The Insurance Development Forum (IDF), a World Bank and UN-backed coalition of insurers and international organizations, intends to establish a $100 million infrastructure fund to assist poor nations in adapting to the consequences of climate change.
The fund will help to design and implement climate-resilient infrastructure projects like early warning systems, flood defenses, and drought-resistant crops.
It will also provide insurance for these projects, shielding them from financial damages caused by weather-related incidents.
What Iyahen said
Speaking ahead of next month’s COP28 climate summit in Dubai, IDF secretary-general Ekhosuehi Iyahen said the fund would seek to help those countries already “feeling the brunt” of climate change.
“Many around the world are having to deal with the impact of climate change already,” she said. “There is an urgency to deal with that.”
The objective was to fund “resilient and sustainable infrastructure in emerging and developing economies”, she added.
According to the Financial Times, global efforts to combat climate change have faced setbacks in recent months as some governments temper their transition plans and industry initiatives to collaborate on net zero policies have met political opposition.
Michel Liès, chair of the IDF’s steering committee and the insurance group Zurich, said the climate summit would be an opportunity to spread the message that it would be better to spend money on prevention measures ahead of time, “instead of waiting for the catastrophe to happen, waiting for the terrible news on the TV”.
He said it was considerably more efficient to spend money before a disaster than after and that the fund, backed by insurers, would be designed as an infrastructure debt fund and start at a few hundred million dollars.
Liès said there was a need to bring “neutrality and objectivity” to the climate discussion, and that the insurance industry could provide that through its expertise in the modelling and pricing of risk. “The debate is becoming tense, which doesn’t make the debate much more efficient,” he added.
About the IDF
The IDF, which was launched at the Paris Climate Summit in 2015, draws on a broad membership, from insurers, reinsurers, and insurance brokers to regulators and international institutions such as the World Bank.
The chances of the world limiting the rise in global temperatures to 1.5c s1.5 pre-industrial times to prevent irreversible consequences to the planet have dwindled, experts say, as greenhouse gas emissions continue to rise.
The question of how to fund adaptation to extreme weather events, including widespread changes to the way land and buildings can be used, has been drawing increasing attention.
Discussions over a so-called “loss and damage” fund to help poorer countries suffering from the consequences of climate change came close to collapse this month.
What you should know
Some developing nations are irritated by higher-income countries’ refusal to pay to the fund, which was initially agreed upon during last year’s UN COP27 climate meeting.
In recent months, international finance organizations and donor nations have concentrated on specific initiatives to strengthen the resilience of countries on the front lines of climate disasters.
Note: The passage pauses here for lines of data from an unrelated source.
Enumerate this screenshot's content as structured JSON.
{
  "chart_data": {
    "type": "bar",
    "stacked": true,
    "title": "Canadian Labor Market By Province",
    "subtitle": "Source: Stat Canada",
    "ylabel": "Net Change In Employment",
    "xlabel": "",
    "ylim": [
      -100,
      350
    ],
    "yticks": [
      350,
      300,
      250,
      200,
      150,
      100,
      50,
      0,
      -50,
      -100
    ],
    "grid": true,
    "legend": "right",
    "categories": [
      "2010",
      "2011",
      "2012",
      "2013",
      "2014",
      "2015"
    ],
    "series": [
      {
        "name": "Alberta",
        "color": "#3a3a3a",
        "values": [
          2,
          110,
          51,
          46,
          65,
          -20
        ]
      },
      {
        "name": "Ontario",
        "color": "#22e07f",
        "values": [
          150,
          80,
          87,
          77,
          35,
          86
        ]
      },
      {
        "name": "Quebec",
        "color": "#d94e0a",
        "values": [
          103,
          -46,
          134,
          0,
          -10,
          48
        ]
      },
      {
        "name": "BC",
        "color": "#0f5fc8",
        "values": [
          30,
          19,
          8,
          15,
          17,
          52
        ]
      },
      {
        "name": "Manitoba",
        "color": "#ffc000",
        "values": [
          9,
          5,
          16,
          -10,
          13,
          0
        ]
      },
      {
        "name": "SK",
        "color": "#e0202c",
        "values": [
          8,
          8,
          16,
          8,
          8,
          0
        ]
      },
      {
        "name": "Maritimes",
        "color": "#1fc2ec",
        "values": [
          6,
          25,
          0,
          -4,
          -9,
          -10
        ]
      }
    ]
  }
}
The World Bank said in June that it will include repayment pauses and disaster insurance in new loans to its “most vulnerable borrowers” to allow governments to swiftly access emergency relief monies that would otherwise have been spent on repayments.
The same month, the Global Shield Solutions Platform, a multi-donor insurance fund, announced that it would begin delivering pre-arranged financing to vulnerable nations that could be released before or shortly after disasters occurred.